After President Obama’s defense of the reduction in the charitable tax deduction last night, the Orthodox Union is reiterating its opposition to the proposal — citing Martin Feldstein’s argument that charities would lose billions of dollars. The group also is proposing an alternative to what Obama called the unfairness of wealthy taxpayers getting a larger deduction than other individuals — raise the deduction rate for middle-income taxpayers. Here’s O.U. public policy director Nathan Diament’s statement:
Like so many others in the charitable sector, the Union of Orthodox Jewish Congregations remains gravely concerned by President Obama’s budget proposal that would harm charities and is disappointed that he continues to press for its adoption. We cannot respond to the President’s assertion that the proposal will not depress charitable giving better than the argument laid out today by Professor Martin Feldstein (the noted Harvard economist and a member of President Obama’s Economic Advisory Board) in today’s Washington Post.

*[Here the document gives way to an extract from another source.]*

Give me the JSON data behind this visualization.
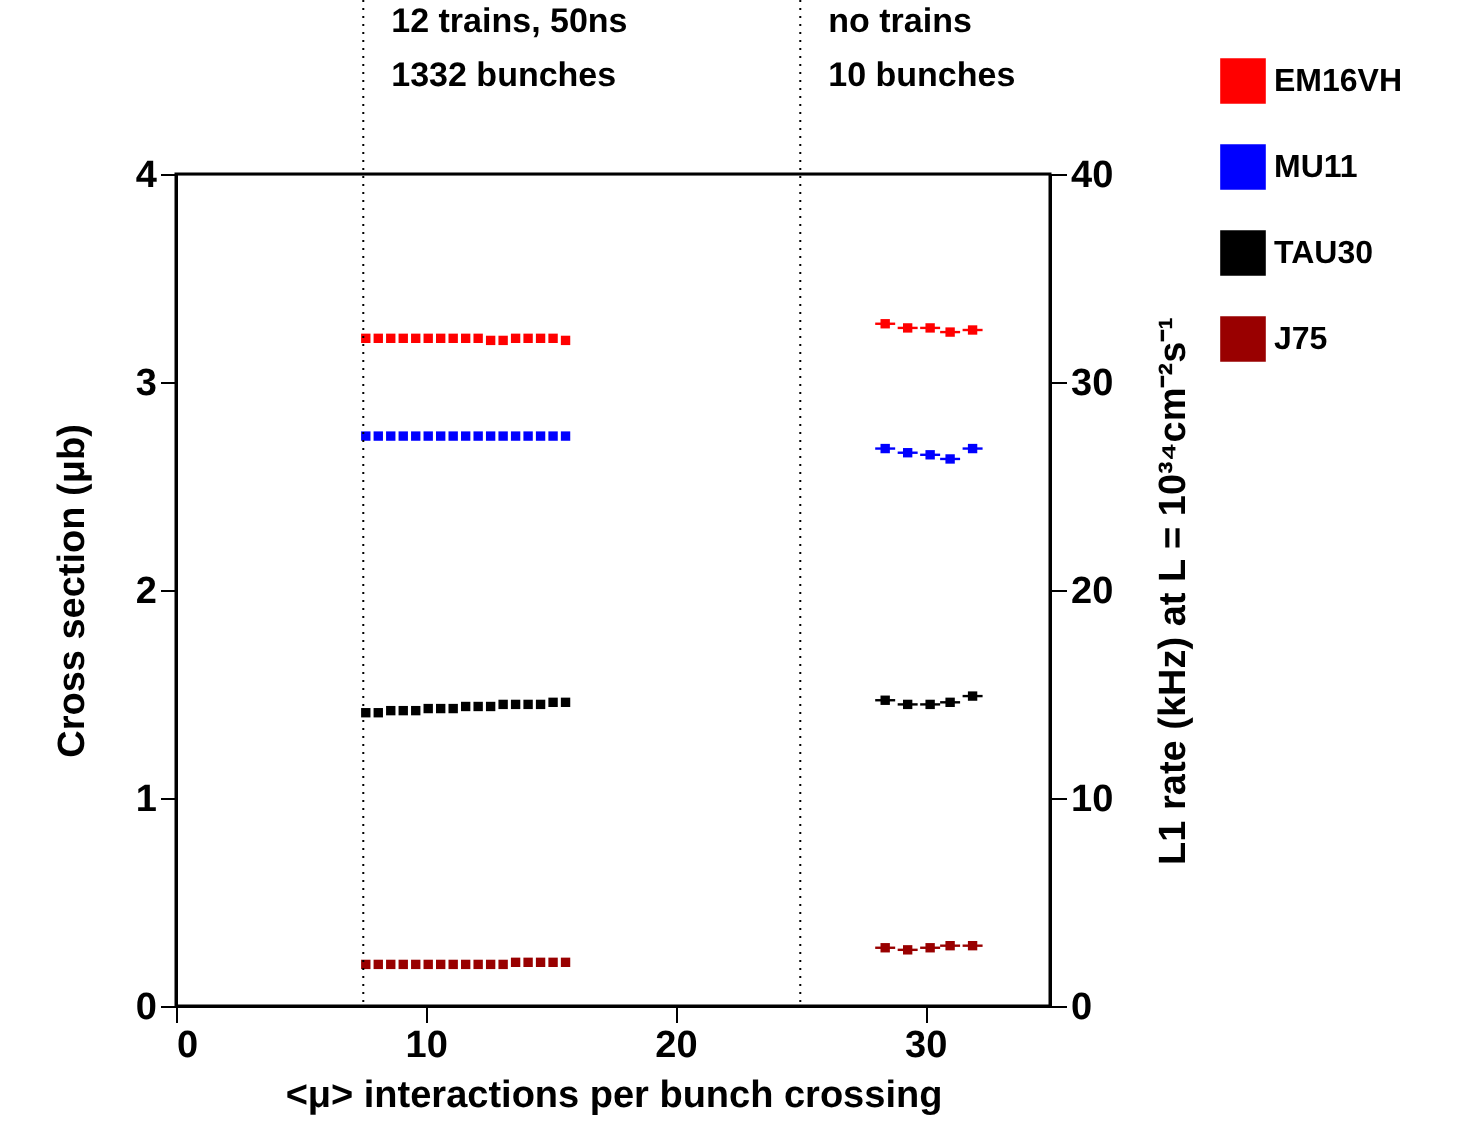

As for the President’s contention that the current tax deductability policy is unfair, we suggest that such unfairness can be remedied by not lowering the deduction rate for contributions by higher income donors, but by raising the deduction rate for charitable contributions made by middle income donors to match the rate which applies to higher income contributors. This approach would not only redress the “tax fairness” issue, but also bolster charities through greater giving incentives and bolster middle income Americans by effectively giving them a larger tax break. We hope the President will consider this more constructive approach.
One problem with the O.U. alternative proposal: While it would help charities and address the unfairness argument, it wouldn’t raise any money to pay for health care reform, which is where the Obama admninistration says the dollars raised from the deduction change will be directed.